A cambiare tutto è stato però il Tar del Lazio. E' la storia di un giovane di Agrigento, M. C., il quale ha appunto partecipato al concorso bandito nel 2017 per l'assunzione di 1148 allievi agenti ed all'esito delle prove scritte si è collocato in posizione utile. Durante l’espletamento delle prove concorsuali, il legislatore ha però “modificato” i requisiti per l'accesso, riducendo i limiti di età (da trenta a ventisei anni) e richiedendo un diverso titolo di studio rispetto a quello inizialmente previsto. 

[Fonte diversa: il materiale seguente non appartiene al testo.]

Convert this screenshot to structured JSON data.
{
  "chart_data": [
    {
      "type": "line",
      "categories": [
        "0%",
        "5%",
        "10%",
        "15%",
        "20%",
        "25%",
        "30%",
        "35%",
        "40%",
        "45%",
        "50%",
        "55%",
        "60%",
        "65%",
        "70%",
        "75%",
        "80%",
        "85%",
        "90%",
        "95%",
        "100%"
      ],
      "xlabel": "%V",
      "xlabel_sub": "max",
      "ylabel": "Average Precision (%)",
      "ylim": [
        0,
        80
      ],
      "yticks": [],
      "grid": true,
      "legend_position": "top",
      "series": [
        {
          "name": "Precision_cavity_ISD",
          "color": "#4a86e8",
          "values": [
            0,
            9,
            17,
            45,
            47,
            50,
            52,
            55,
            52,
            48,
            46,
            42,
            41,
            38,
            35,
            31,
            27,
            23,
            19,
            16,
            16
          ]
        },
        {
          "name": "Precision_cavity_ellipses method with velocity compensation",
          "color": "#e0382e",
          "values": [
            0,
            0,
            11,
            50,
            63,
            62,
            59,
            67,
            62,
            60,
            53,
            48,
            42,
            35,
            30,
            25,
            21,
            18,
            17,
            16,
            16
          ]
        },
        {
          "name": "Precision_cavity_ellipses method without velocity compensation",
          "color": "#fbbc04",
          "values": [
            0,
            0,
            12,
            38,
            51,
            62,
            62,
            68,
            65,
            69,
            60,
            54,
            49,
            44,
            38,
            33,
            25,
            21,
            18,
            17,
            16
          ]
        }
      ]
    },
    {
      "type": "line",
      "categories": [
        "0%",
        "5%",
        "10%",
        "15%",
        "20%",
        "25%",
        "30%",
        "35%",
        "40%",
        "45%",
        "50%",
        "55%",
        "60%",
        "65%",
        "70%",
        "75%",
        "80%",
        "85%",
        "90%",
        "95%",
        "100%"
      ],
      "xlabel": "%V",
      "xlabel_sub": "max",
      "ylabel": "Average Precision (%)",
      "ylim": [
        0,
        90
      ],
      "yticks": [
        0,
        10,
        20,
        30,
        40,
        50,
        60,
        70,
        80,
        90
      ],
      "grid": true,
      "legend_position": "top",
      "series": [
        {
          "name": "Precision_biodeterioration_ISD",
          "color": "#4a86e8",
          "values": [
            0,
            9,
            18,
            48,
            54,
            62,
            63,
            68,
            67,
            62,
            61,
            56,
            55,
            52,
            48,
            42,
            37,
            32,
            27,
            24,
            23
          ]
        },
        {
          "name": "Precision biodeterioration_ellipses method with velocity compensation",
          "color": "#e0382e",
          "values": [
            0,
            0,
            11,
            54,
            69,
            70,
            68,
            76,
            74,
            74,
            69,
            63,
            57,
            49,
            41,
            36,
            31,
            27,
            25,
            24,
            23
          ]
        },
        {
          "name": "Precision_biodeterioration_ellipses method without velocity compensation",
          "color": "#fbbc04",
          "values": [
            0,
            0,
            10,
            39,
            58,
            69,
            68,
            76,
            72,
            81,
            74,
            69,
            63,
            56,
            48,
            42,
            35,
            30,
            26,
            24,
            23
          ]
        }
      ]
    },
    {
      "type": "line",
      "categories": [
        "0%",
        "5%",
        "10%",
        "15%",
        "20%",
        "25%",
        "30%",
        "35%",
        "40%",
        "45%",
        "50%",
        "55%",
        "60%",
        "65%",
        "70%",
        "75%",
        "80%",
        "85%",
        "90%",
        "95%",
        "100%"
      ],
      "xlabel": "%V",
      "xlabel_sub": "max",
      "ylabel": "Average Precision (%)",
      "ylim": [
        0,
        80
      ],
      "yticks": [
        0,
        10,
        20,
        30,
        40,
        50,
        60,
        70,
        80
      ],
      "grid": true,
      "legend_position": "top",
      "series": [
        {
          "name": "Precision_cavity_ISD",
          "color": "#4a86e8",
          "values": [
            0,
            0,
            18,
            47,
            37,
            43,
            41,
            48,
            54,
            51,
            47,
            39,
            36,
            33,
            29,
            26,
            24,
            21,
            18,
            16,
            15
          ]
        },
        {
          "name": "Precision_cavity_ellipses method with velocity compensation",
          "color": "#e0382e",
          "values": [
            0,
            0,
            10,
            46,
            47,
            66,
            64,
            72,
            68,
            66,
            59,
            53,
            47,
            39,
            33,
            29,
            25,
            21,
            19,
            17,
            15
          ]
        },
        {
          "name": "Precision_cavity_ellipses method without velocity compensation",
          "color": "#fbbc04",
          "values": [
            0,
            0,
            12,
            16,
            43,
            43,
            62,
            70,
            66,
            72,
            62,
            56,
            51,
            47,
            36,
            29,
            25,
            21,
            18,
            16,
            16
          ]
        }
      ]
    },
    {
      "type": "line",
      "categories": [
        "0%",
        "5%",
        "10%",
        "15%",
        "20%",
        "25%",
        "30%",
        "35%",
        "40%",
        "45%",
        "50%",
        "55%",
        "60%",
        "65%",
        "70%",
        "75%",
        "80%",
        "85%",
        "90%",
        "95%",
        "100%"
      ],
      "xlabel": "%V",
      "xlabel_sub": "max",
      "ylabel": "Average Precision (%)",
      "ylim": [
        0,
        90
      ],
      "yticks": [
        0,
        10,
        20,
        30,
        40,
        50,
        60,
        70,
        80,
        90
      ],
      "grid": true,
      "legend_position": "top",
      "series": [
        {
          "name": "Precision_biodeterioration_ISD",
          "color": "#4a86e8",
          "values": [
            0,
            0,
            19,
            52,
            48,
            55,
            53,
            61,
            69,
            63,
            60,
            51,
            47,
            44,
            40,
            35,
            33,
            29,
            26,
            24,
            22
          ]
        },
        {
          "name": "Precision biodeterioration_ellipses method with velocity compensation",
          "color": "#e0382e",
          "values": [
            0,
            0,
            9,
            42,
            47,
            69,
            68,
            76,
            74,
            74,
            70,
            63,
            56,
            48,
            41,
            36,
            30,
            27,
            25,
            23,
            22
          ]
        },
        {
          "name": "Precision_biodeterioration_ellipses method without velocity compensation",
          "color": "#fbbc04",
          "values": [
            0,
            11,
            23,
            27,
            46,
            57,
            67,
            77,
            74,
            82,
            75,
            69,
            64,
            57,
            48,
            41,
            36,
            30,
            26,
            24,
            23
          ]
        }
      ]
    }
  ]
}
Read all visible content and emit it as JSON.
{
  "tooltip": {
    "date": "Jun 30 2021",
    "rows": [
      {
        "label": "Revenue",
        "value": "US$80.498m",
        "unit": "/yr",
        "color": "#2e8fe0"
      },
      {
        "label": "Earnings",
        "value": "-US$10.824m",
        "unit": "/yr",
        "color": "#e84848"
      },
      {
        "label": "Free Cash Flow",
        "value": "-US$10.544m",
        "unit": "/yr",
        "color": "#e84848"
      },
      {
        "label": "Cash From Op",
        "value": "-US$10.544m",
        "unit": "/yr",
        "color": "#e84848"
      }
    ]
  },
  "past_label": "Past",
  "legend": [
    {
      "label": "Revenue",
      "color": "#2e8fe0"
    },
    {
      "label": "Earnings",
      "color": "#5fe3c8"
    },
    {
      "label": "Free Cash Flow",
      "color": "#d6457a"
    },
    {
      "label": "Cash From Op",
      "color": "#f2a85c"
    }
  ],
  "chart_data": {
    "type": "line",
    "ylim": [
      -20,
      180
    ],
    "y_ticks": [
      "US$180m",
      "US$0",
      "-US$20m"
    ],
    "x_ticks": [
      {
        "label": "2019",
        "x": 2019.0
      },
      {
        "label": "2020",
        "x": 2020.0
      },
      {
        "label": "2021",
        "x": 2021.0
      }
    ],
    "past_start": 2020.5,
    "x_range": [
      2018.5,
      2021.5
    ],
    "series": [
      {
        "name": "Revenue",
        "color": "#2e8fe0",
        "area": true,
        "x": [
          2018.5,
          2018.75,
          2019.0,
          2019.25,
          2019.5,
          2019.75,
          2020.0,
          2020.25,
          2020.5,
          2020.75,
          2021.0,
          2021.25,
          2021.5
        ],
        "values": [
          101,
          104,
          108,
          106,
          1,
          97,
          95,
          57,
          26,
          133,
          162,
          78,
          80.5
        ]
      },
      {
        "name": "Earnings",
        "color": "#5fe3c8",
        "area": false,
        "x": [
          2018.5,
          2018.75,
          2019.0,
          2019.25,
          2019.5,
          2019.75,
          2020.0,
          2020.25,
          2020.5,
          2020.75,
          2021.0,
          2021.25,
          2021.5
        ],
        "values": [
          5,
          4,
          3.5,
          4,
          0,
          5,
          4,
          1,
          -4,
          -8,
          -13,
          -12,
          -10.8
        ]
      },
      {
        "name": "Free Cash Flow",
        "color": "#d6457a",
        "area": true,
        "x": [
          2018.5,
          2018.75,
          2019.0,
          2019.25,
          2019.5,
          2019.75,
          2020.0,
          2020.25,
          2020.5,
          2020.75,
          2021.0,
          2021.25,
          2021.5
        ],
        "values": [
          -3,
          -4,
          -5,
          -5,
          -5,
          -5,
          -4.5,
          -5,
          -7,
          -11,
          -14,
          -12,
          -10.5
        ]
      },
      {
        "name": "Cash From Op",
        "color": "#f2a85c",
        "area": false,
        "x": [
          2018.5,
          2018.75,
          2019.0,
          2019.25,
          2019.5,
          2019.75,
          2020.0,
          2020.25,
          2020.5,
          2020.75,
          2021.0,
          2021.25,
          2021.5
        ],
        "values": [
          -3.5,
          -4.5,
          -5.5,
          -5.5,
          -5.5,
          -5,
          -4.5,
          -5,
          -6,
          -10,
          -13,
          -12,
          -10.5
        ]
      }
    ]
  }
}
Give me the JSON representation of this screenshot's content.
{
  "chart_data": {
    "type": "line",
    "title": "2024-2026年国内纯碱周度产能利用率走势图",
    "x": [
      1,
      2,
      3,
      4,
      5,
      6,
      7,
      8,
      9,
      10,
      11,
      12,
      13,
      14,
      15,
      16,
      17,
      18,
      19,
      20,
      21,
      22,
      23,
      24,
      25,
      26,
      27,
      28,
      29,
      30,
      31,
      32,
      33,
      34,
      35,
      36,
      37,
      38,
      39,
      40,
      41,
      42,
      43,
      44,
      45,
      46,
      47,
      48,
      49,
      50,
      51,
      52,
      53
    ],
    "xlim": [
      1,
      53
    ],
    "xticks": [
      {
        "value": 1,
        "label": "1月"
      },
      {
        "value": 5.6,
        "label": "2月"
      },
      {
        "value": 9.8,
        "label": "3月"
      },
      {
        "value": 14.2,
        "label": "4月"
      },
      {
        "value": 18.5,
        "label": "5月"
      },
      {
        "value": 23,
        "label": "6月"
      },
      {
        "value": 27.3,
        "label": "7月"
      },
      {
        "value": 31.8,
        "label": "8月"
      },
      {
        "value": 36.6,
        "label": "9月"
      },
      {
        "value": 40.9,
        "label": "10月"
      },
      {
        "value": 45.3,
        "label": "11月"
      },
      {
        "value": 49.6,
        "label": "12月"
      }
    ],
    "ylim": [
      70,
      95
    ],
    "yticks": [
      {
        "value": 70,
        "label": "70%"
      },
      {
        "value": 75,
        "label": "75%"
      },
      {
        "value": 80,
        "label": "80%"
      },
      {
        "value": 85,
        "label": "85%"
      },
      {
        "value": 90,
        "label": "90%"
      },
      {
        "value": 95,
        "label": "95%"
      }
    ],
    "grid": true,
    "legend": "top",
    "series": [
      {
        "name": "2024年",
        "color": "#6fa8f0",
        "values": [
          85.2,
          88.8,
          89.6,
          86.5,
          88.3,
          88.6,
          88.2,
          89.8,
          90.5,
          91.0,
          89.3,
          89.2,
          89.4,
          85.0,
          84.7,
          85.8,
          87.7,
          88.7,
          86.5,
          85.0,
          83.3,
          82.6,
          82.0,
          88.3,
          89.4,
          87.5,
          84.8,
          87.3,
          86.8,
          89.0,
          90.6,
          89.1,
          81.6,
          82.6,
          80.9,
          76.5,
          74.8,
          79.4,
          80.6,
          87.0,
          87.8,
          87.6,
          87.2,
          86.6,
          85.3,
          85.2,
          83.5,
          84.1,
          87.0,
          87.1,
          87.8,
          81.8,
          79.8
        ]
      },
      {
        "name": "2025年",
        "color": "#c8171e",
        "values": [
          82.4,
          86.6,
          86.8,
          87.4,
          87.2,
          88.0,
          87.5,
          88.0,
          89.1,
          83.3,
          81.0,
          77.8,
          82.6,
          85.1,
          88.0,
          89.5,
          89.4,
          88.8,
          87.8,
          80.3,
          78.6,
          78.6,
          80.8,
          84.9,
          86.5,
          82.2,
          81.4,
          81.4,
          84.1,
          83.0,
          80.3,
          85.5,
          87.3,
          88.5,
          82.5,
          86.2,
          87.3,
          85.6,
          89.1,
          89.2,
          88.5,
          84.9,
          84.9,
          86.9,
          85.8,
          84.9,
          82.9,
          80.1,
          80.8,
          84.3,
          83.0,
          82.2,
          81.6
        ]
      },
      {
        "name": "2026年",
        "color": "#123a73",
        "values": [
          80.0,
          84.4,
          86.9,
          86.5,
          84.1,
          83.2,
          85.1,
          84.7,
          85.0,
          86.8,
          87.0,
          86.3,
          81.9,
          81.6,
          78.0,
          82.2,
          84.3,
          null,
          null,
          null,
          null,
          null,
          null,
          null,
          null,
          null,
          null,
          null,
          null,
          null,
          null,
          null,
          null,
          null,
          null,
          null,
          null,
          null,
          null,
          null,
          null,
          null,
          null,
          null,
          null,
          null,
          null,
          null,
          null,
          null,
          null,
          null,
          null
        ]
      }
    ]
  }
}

ad Aprile, con decreto del capo della Polizia, è stata avviata la fase degli accertamenti psicofisici ma il giovane agrigentino, appunto, alla luce dei 'nuovi' criteri, non è risultato tra quelli immediatamente ammessi. Così, M.C. ha proposto ricorso al Tar del Lazio col patrocinio degli avvocati Cristina Accettoso, Santo Botta e Sabrina Tavolacci col quale è sono stati impugnati i provvedimenti eccependo, in particolar modo, la violazione delle norme del bando originario nella parte in cui sono stati modificati anche i criteri di partecipazione ad un concorso ormai avviato. 

Il Tar del Lazio, accogliendo le richieste degli avvocati Accettoso, Botta e Tavolacci, ha ammesso - con riserva - il giovane agrigentino alle convocazioni per gli accertamenti psicofisici, consentendogli, così, di prender parte alle successive fasi del concorso.